Мухаммед Гейдар пропустил эту насмешку мимо ушей.
– Все правильно, – сказал он. – В старые времена глупцов было еще больше. И вместо нефтяных вышек они рыли каналы и грабили приезжих, не позволяя им грабить себя. В те времена людям жилось лучше, чем сейчас.
Мне хотелось обнять и расцеловать этого простака. Он говорил так, как будто сам являлся глыбой этой измученной земли. Вдруг кто-то резко постучал в окно. Я подскочил и открыл дверь. В комнату вбежал Сеид Мустафа. Его эммаме съехал с головы, а по лицу струился пот. Зеленый пояс развязался, а серая накидка была вся в пыли. Он свалился на стул и, еле переводя дыхание, сообщил:
– Нахарарян похитил Нино. Полчаса тому назад. Они сейчас на мардакянской дороге.
Мухаммед Гейдар мигом вскочил с места. Глаза его от ярости сделались маленькими.
– Я седлаю коней, – сказал он и выбежал на улицу.

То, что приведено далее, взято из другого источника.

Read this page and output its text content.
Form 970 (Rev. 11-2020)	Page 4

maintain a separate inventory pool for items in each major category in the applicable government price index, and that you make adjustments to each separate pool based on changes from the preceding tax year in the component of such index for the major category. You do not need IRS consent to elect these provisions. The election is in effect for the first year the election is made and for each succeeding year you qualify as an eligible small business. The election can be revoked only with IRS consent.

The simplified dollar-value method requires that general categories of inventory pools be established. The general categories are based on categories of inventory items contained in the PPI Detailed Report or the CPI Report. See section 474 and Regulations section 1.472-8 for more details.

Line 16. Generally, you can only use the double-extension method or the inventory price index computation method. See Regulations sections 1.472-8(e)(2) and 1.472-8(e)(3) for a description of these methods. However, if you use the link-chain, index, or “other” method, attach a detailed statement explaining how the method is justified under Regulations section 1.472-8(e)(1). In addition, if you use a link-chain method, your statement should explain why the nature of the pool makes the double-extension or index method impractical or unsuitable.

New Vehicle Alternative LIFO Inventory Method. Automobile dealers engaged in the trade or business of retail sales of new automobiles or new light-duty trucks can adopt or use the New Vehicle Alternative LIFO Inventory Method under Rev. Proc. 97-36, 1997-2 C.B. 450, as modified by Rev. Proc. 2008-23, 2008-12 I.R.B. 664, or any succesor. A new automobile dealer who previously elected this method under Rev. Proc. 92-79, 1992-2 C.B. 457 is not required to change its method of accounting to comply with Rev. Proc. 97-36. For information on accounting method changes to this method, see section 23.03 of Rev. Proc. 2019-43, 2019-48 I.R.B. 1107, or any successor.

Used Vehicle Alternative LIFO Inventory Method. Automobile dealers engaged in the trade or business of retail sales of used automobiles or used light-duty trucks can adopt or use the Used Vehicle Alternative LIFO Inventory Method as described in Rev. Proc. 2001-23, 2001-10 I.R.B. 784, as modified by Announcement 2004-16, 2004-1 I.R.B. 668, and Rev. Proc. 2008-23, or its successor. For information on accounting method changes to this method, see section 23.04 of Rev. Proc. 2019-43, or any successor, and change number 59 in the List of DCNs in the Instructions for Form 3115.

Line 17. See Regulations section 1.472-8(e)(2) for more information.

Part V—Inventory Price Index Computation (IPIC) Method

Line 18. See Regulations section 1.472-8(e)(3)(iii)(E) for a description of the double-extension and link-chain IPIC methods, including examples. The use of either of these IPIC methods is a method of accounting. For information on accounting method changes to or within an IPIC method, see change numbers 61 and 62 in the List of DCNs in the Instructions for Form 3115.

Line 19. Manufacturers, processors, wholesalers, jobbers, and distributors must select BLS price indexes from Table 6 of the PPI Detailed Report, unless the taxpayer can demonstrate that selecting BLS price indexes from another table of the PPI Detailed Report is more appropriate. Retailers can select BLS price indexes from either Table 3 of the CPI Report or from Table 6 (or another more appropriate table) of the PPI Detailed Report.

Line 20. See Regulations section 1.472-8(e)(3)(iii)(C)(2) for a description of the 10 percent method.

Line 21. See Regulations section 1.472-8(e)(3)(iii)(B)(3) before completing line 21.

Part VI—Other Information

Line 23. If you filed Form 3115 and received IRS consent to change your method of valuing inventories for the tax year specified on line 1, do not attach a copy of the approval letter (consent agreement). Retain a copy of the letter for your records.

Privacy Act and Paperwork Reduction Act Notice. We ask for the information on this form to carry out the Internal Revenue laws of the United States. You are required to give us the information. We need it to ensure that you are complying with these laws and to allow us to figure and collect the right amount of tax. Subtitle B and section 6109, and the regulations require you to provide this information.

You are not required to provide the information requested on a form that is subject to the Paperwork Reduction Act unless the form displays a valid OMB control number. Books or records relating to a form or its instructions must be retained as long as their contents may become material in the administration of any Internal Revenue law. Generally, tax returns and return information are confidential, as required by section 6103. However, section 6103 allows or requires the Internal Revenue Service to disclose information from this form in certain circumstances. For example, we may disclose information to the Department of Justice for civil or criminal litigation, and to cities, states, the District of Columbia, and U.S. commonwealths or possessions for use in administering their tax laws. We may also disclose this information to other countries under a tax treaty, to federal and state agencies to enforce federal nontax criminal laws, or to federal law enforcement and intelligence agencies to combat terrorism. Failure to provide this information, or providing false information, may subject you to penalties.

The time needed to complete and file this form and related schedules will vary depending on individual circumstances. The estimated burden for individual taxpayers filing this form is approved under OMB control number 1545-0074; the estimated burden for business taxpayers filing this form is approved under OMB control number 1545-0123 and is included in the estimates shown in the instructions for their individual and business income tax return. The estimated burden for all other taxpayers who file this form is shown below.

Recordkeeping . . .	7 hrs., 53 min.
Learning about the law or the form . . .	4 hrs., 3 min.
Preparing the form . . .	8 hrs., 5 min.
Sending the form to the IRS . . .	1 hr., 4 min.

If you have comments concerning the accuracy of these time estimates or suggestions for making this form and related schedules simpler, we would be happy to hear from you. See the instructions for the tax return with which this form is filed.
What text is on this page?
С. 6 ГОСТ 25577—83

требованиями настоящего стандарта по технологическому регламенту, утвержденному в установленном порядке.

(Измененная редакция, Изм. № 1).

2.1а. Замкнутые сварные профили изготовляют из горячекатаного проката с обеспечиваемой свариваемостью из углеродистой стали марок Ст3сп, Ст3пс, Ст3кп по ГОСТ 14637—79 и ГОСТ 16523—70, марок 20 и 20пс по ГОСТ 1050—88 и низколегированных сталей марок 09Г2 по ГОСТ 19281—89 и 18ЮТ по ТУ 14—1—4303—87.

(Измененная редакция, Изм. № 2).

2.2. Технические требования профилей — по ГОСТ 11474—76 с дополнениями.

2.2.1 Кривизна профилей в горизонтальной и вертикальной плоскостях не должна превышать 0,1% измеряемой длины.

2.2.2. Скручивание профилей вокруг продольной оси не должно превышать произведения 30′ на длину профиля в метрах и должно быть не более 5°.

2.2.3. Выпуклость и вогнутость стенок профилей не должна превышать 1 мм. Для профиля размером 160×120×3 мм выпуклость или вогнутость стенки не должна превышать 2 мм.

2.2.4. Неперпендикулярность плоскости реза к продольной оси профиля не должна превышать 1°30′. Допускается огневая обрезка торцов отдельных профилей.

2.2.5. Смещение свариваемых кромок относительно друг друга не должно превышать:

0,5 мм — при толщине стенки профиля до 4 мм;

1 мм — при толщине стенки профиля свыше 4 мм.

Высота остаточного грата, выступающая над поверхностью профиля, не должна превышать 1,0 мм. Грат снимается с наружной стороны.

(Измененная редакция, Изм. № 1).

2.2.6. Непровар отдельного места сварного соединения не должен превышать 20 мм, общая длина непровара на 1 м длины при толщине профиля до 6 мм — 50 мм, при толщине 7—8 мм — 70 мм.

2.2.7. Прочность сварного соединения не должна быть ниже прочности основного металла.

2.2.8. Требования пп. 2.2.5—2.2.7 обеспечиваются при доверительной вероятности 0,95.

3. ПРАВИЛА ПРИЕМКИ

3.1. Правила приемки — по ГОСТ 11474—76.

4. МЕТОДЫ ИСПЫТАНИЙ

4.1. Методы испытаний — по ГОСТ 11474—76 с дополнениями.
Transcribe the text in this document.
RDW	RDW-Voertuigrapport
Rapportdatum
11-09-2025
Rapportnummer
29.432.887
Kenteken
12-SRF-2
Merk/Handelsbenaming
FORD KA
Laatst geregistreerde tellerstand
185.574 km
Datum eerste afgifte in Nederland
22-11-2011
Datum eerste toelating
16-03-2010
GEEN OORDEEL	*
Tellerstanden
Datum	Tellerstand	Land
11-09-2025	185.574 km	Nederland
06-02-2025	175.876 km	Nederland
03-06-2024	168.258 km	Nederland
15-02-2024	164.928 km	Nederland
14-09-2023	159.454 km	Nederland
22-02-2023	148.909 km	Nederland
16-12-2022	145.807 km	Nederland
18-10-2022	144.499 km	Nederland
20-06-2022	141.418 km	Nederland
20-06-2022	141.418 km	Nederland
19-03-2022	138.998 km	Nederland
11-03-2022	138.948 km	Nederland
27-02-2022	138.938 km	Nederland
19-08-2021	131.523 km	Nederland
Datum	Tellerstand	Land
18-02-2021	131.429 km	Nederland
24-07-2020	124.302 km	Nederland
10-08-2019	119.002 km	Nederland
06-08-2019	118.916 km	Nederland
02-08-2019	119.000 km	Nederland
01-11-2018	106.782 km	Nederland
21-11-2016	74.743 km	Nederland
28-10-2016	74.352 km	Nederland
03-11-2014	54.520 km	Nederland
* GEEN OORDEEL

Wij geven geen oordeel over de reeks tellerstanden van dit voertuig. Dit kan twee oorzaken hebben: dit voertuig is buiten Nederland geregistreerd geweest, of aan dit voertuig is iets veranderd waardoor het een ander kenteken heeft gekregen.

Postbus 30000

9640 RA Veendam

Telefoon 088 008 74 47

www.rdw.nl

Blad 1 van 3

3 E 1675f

Кровь прилила к моей голове, в ушах стоял барабанный шум, как будто кто-то невидимой рукой стучал меня палкой по голове. Откуда-то издалека слышался голос Ильяс-бека:
– Успокойся, Али-хан, успокойся. Подожди, пока мы не настигнем их.
Узкое лицо его было очень бледным. Он подпоясал меня ремнем, с которого свисал прямой кавказский кинжал.
– Ну вот, – произнес он и вложил мне в руки револьвер, продолжая утешать меня: – Спокойнее, Али-хан. Держись, пока мы не доберемся до мардакянской дороги.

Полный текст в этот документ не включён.